Atomic Mother, uniting all forms and lifetimes, your universal light probes all that is near and far, How easily I forget that you are the invisible force running through all, the evidence of things unseen. You are like morning mist rising above a lonely lake in the hills , yet you are also the womb of earth holding lakewater itself, and so too you are the tiny waves created by the skip and shimmy of fish and fowl whose little hearts you now palpitate, now silence; in a flash of your mighty sword you taketh what you maketh.
How like a poem struggling to break free of the chains of mind you are, Mother, a prayer formed against trembling lips in the hour of death, a thought on the brink of escape before pen meets paper, a villager’s waving lantern across a wooded path on a winter’s eve, a laughing maid’s lotus footfalls disappearing into night, a madman’s elegy to sanity, a teacher’s mercy on a prodigal student.

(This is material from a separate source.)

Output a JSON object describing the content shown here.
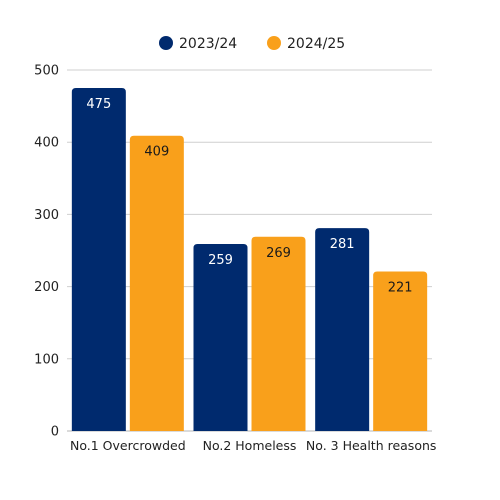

inscrutable you are, sometimes hidden in the very beads of time, in the sheath of each atom, in-dwelling as the soul of all souls, sometimes breaking forth as a smile on the face of a passer-by, the tint of a pressing memory, in the kindness of my dearest enemy, the pulsation of my very own blood coursing through these veins; when I gaze into the mirror, you appear through it, as though your face were plunging out of its pool of light and meeting mine own, before melting back into the light from whence you came, leaving me, leaving me in my own darkness, though your impression remains, like lingering birdsong in my child’s mind.